THE British Grand Prix this weekend has me thinking in motor racing analogies as the financial markets apply the brakes to one of the speediest equity rallies of this generation. As the end of the second quarter approaches, the chicane of thin summertime volumes and quiet corporate activity means we’re unlikely to accelerate into the black until September for the push towards the home straight.
That said, it’s not just a “racing line” that’s slowing the equities pace: investors are looking at the global engine and wonder if it can continue to fire on all cylinders now that around $25 trillion worth of stimulus and bank rescue fuel has been pumped in.
A quick glance at the gauges on the dashboard is also reason enough to apply the brakes: government bond yields are rising steadily, either as an act of investor “vigilantism” in protest at state borrowing binges or as evidence that investors are selling the debt and buying riskier assets. Whatever the reason, the higher borrowing costs that will soon follow might choke-off any hope of a “v-shaped” economic recovery. And we can’t talk about engines without mentioning oil. Crude prices have smoothly overtaken $70 and now trade about $15 higher than their 200-day average, suggesting the trajectory still favours further advances.

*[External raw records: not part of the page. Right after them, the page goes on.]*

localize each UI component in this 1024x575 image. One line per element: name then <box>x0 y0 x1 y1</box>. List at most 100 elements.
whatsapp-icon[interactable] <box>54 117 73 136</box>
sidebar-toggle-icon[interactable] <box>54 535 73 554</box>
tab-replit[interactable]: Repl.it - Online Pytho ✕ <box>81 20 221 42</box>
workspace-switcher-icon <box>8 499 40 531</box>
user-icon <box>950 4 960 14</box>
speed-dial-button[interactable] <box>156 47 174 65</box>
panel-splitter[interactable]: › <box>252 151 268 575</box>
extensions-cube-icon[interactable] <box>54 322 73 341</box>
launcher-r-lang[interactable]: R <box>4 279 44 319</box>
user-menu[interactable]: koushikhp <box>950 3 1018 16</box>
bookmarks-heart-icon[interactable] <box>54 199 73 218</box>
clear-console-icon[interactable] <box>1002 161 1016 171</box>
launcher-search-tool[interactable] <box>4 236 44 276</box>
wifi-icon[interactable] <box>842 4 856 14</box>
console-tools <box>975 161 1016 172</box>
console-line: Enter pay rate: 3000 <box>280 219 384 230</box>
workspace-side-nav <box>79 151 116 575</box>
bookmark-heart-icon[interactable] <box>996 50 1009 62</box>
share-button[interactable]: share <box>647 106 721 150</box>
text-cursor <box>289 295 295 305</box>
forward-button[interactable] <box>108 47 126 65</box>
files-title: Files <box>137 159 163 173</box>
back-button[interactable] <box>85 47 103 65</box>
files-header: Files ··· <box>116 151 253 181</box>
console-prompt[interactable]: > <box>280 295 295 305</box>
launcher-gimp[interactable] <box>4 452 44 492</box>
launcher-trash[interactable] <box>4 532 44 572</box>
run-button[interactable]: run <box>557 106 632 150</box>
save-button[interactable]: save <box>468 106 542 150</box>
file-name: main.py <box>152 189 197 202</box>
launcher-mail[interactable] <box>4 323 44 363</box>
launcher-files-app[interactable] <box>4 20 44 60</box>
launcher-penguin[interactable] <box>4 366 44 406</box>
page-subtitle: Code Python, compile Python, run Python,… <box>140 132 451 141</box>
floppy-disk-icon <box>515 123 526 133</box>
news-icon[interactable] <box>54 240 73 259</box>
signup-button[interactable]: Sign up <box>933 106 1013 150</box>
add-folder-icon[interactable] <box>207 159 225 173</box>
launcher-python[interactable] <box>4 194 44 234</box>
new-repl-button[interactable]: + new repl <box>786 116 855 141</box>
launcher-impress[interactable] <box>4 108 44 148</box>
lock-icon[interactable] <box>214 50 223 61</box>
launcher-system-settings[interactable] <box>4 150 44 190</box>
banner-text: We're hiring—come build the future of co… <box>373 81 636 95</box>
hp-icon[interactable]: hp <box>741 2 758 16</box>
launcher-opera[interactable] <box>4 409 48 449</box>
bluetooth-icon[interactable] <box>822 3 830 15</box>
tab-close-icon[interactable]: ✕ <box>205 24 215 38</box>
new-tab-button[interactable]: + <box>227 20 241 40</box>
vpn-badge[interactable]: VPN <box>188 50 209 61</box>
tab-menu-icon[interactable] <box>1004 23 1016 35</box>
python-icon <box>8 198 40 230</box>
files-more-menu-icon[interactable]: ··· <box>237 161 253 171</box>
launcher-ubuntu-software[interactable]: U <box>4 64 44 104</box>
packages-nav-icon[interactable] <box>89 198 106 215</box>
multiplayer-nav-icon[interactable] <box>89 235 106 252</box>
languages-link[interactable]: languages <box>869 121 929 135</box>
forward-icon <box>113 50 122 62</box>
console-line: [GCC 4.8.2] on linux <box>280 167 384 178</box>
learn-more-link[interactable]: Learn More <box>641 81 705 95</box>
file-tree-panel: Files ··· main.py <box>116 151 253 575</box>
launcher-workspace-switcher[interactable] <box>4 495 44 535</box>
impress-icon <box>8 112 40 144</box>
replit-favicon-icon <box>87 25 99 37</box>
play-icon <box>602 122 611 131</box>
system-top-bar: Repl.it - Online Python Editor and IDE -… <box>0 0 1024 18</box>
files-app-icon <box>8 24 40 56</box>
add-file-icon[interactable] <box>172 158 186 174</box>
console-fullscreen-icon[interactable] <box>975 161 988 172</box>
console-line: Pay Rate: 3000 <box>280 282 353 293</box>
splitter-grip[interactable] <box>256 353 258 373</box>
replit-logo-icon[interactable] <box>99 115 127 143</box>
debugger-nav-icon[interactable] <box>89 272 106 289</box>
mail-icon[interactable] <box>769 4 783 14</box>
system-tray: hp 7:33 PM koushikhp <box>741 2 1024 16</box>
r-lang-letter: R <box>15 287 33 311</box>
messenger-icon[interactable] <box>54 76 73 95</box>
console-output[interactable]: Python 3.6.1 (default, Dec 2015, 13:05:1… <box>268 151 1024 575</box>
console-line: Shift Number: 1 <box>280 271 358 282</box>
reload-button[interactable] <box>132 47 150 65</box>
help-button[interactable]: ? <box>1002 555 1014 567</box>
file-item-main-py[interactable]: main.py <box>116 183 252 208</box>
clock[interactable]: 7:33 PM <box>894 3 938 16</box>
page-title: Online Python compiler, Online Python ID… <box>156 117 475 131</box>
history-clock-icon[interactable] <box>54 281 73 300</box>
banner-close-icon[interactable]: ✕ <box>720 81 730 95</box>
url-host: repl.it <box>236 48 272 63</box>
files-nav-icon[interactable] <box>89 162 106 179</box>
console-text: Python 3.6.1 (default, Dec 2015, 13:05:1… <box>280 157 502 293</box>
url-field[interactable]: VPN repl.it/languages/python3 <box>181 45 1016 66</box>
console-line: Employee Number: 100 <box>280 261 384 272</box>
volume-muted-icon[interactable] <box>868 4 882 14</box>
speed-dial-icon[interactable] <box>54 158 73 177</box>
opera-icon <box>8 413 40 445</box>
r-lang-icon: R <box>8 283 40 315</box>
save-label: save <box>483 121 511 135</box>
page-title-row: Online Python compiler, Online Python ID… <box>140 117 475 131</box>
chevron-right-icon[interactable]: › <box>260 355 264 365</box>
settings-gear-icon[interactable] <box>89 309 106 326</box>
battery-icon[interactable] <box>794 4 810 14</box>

Again, the reasons for the rise are being debated: is oil rising because of the weak US dollar or is it rising because the global demand story is taking a permanent turn for the bullish? Evidence supports both views, with the latter buttressed by the first revision upward in demand by the International Energy Agency in nearly two years.
It’s a tough track to race on, and the fuel in the engine is not what it used to be: securitisation, hedge funds, private equity firms and other members of the “shadow” banking system used to create billions in credit and were effectively the “rocket fuel” to the global economic engine. But even with our foot on the accelerator, we probably won’t reach the speeds we used to top-out at a few years ago.